Une fraude indétectable à l'oeil nu

Ce qui frappe dans ces exemples, c'est le réalisme bluffant des faux reçus générés. Dans l'un d'eux, une addition du restaurant Epic Steak est fabriquée de toutes pièces, avec prix cohérents, police conforme et mise en page crédible. Certains vont jusqu'à ajouter des tâches de boisson ou de nourriture pour imiter l'usure naturelle d'un ticket.

Ces pratiques exploitent une faille majeure : l'absence de contrôle automatisé du contenu visuel dans de nombreux systèmes de gestion des dépenses. Si les outils de saisie numérique savent reconnaître des chiffres, ils ne savent pas encore en vérifier l'authenticité.

Un nouveau défi pour les directions financières

Pour les DAF, cette évolution soulève plusieurs enjeux. Un renforcement des contrôles des outils d'IA générative contourne les vérifications classiques. Il devient urgent d'intégrer des solutions de vérification sémantique et d'analyse d'image capables de détecter les anomalies.

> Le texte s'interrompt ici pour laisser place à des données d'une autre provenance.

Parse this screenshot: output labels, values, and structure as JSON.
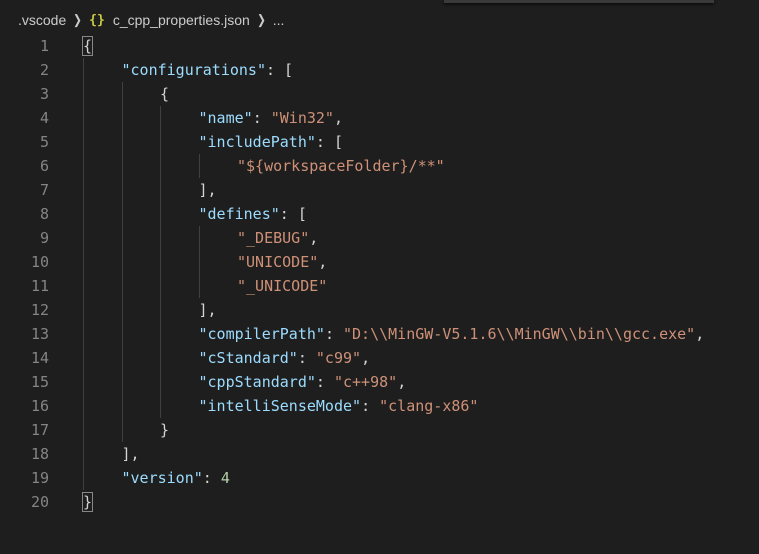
{
  "breadcrumb": {
    "folder": ".vscode",
    "icon": "{}",
    "file": "c_cpp_properties.json",
    "ellipsis": "..."
  },
  "lines": [
    {
      "num": "1",
      "indent": 0,
      "tokens": [
        {
          "t": "p",
          "v": "{"
        }
      ]
    },
    {
      "num": "2",
      "indent": 1,
      "tokens": [
        {
          "t": "k",
          "v": "\"configurations\""
        },
        {
          "t": "p",
          "v": ": ["
        }
      ]
    },
    {
      "num": "3",
      "indent": 2,
      "tokens": [
        {
          "t": "p",
          "v": "{"
        }
      ]
    },
    {
      "num": "4",
      "indent": 3,
      "tokens": [
        {
          "t": "k",
          "v": "\"name\""
        },
        {
          "t": "p",
          "v": ": "
        },
        {
          "t": "s",
          "v": "\"Win32\""
        },
        {
          "t": "p",
          "v": ","
        }
      ]
    },
    {
      "num": "5",
      "indent": 3,
      "tokens": [
        {
          "t": "k",
          "v": "\"includePath\""
        },
        {
          "t": "p",
          "v": ": ["
        }
      ]
    },
    {
      "num": "6",
      "indent": 4,
      "tokens": [
        {
          "t": "s",
          "v": "\"${workspaceFolder}/**\""
        }
      ]
    },
    {
      "num": "7",
      "indent": 3,
      "tokens": [
        {
          "t": "p",
          "v": "],"
        }
      ]
    },
    {
      "num": "8",
      "indent": 3,
      "tokens": [
        {
          "t": "k",
          "v": "\"defines\""
        },
        {
          "t": "p",
          "v": ": ["
        }
      ]
    },
    {
      "num": "9",
      "indent": 4,
      "tokens": [
        {
          "t": "s",
          "v": "\"_DEBUG\""
        },
        {
          "t": "p",
          "v": ","
        }
      ]
    },
    {
      "num": "10",
      "indent": 4,
      "tokens": [
        {
          "t": "s",
          "v": "\"UNICODE\""
        },
        {
          "t": "p",
          "v": ","
        }
      ]
    },
    {
      "num": "11",
      "indent": 4,
      "tokens": [
        {
          "t": "s",
          "v": "\"_UNICODE\""
        }
      ]
    },
    {
      "num": "12",
      "indent": 3,
      "tokens": [
        {
          "t": "p",
          "v": "],"
        }
      ]
    },
    {
      "num": "13",
      "indent": 3,
      "tokens": [
        {
          "t": "k",
          "v": "\"compilerPath\""
        },
        {
          "t": "p",
          "v": ": "
        },
        {
          "t": "s",
          "v": "\"D:\\\\MinGW-V5.1.6\\\\MinGW\\\\bin\\\\gcc.exe\""
        },
        {
          "t": "p",
          "v": ","
        }
      ]
    },
    {
      "num": "14",
      "indent": 3,
      "tokens": [
        {
          "t": "k",
          "v": "\"cStandard\""
        },
        {
          "t": "p",
          "v": ": "
        },
        {
          "t": "s",
          "v": "\"c99\""
        },
        {
          "t": "p",
          "v": ","
        }
      ]
    },
    {
      "num": "15",
      "indent": 3,
      "tokens": [
        {
          "t": "k",
          "v": "\"cppStandard\""
        },
        {
          "t": "p",
          "v": ": "
        },
        {
          "t": "s",
          "v": "\"c++98\""
        },
        {
          "t": "p",
          "v": ","
        }
      ]
    },
    {
      "num": "16",
      "indent": 3,
      "tokens": [
        {
          "t": "k",
          "v": "\"intelliSenseMode\""
        },
        {
          "t": "p",
          "v": ": "
        },
        {
          "t": "s",
          "v": "\"clang-x86\""
        }
      ]
    },
    {
      "num": "17",
      "indent": 2,
      "tokens": [
        {
          "t": "p",
          "v": "}"
        }
      ]
    },
    {
      "num": "18",
      "indent": 1,
      "tokens": [
        {
          "t": "p",
          "v": "],"
        }
      ]
    },
    {
      "num": "19",
      "indent": 1,
      "tokens": [
        {
          "t": "k",
          "v": "\"version\""
        },
        {
          "t": "p",
          "v": ": "
        },
        {
          "t": "n",
          "v": "4"
        }
      ]
    },
    {
      "num": "20",
      "indent": 0,
      "tokens": [
        {
          "t": "p",
          "v": "}"
        }
      ]
    }
  ],
  "colors": {
    "background": "#1e1e1e",
    "key": "#9cdcfe",
    "string": "#ce9178",
    "number": "#b5cea8",
    "punctuation": "#d4d4d4",
    "line_number": "#858585",
    "json_icon": "#cbcb41"
  }
}
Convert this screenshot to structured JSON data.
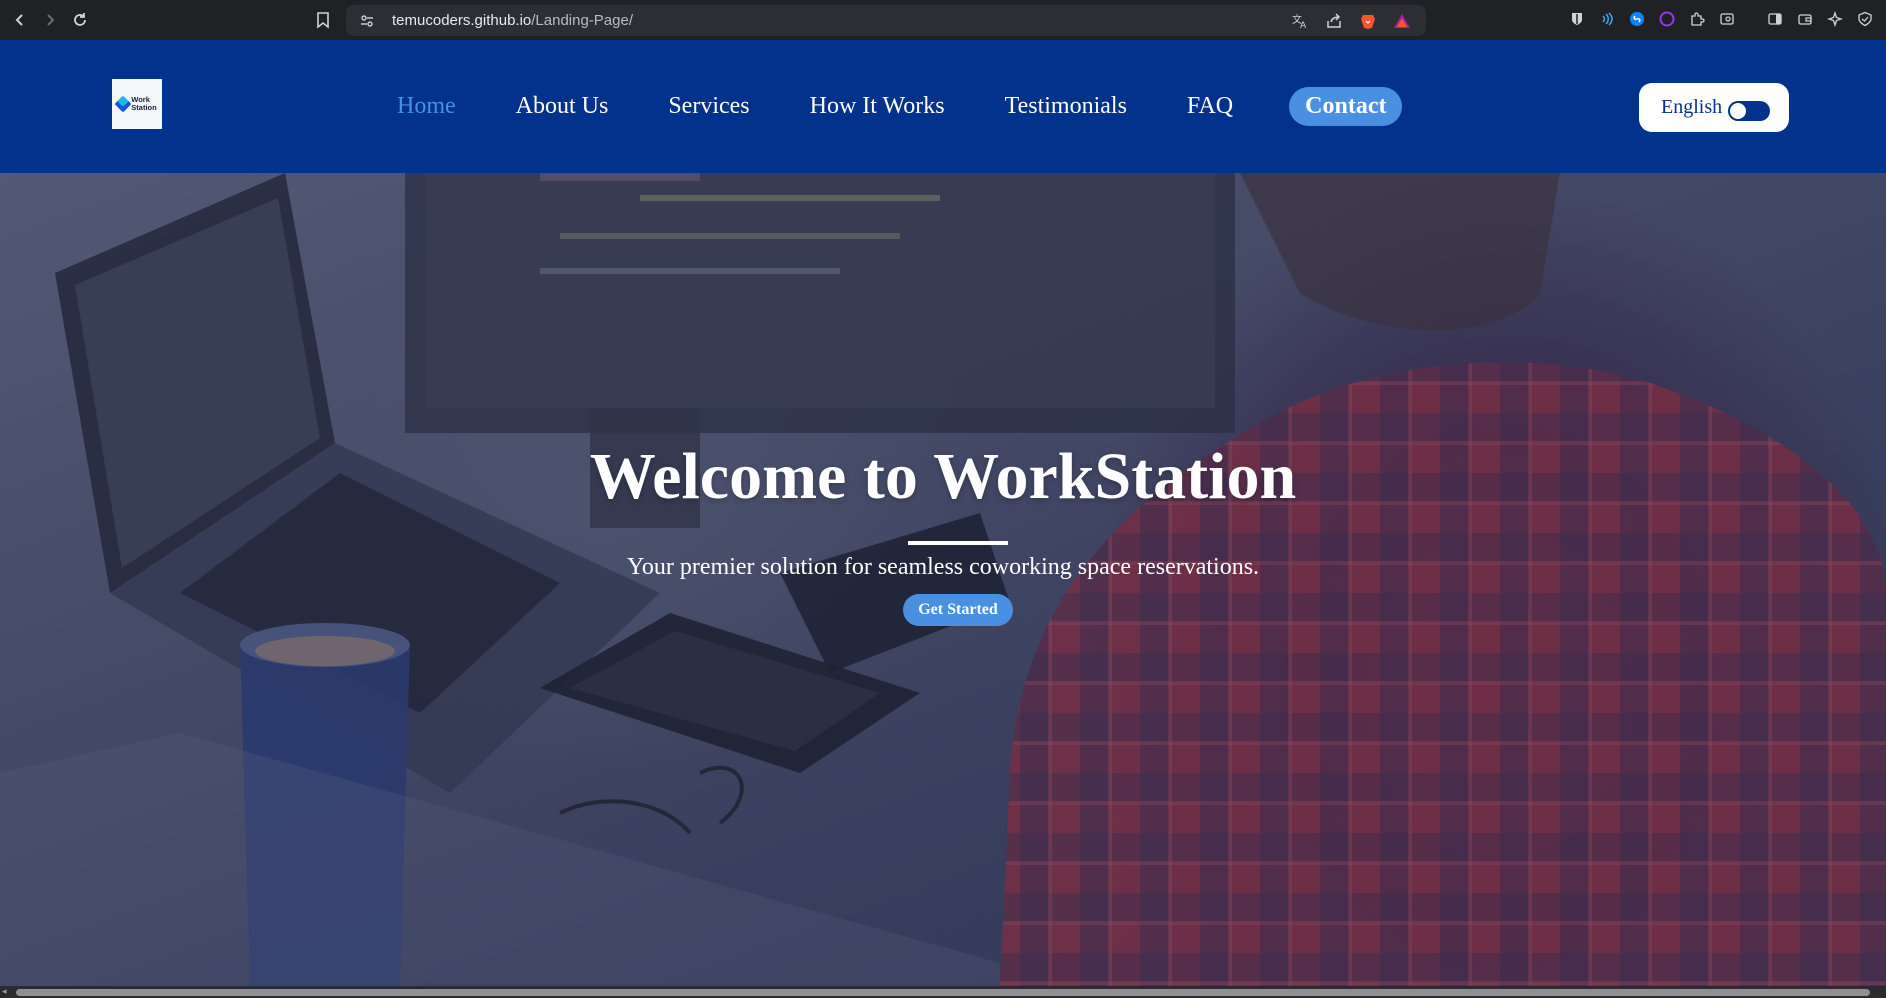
{
  "browser": {
    "url_host": "temucoders.github.io",
    "url_path": "/Landing-Page/",
    "icons": {
      "back": "back-arrow-icon",
      "forward": "forward-arrow-icon",
      "reload": "reload-icon",
      "bookmark": "bookmark-icon",
      "site_info": "site-settings-icon",
      "translate": "translate-icon",
      "share": "share-icon",
      "brave_shields": "brave-lion-icon",
      "rewards": "brave-rewards-icon"
    }
  },
  "header": {
    "logo_text_line1": "Work",
    "logo_text_line2": "Station",
    "nav": [
      {
        "label": "Home",
        "active": true
      },
      {
        "label": "About Us"
      },
      {
        "label": "Services"
      },
      {
        "label": "How It Works"
      },
      {
        "label": "Testimonials"
      },
      {
        "label": "FAQ"
      }
    ],
    "contact_label": "Contact",
    "language_label": "English"
  },
  "hero": {
    "title": "Welcome to WorkStation",
    "subtitle": "Your premier solution for seamless coworking space reservations.",
    "cta_label": "Get Started"
  },
  "colors": {
    "header_bg": "#02328c",
    "accent": "#4a90e2",
    "text_light": "#ffffff"
  }
}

Un sensibilisation en interne est primordiale. Un simple collaborateur malveillant peut désormais produire un faux justificatif sans compétence technique. Une charte éthique sur l'usage de l'IA en entreprise s'impose.

Du côté de l'audit et de la conformité, il faut se prémunir. En cas de contrôle fiscal ou d'audit interne, la présentation de pièces falsifiées, même non intentionnelle, peut avoir des conséquences juridiques lourdes.

OpenAI face à ses responsabilités

Interrogée sur ces usages détournés, une porte-parole d'OpenAI rappelle que ses outils sont conçus pour encourager la liberté créative, notamment dans l'éducation ou la publicité. Mais la politique de l'entreprise interdit explicitement les utilisations frauduleuses comme la falsification de documents.

Cet épisode montre à quel point les cas d'usage de l'IA dépassent désormais le cadre des intentions initiales. Même si OpenAI ne soutient pas ces dérives, les outils qu'elle met à disposition peuvent servir à la fraude en entreprise à grande échelle.

Vers un contrôle intelligent des justificatifs

L'affaire des faux reçus générés par IA n'est probablement qu'un avant-goût des risques à venir pour les directions financières. Face à ces outils toujours plus puissants, l'automatisation du contrôle interne ne suffit plus : il faut repenser la validation documentaire, en intégrant l'IA non seulement pour produire, mais aussi pour vérifier.

En parallèle, une politique de tolérance zéro et une traçabilité renforcée des justificatifs apparaissent comme des piliers incontournables pour protéger l'entreprise. Car si l'IA peut booster la productivité, elle peut aussi, entre de mauvaises mains, devenir un redoutable outil de fraude.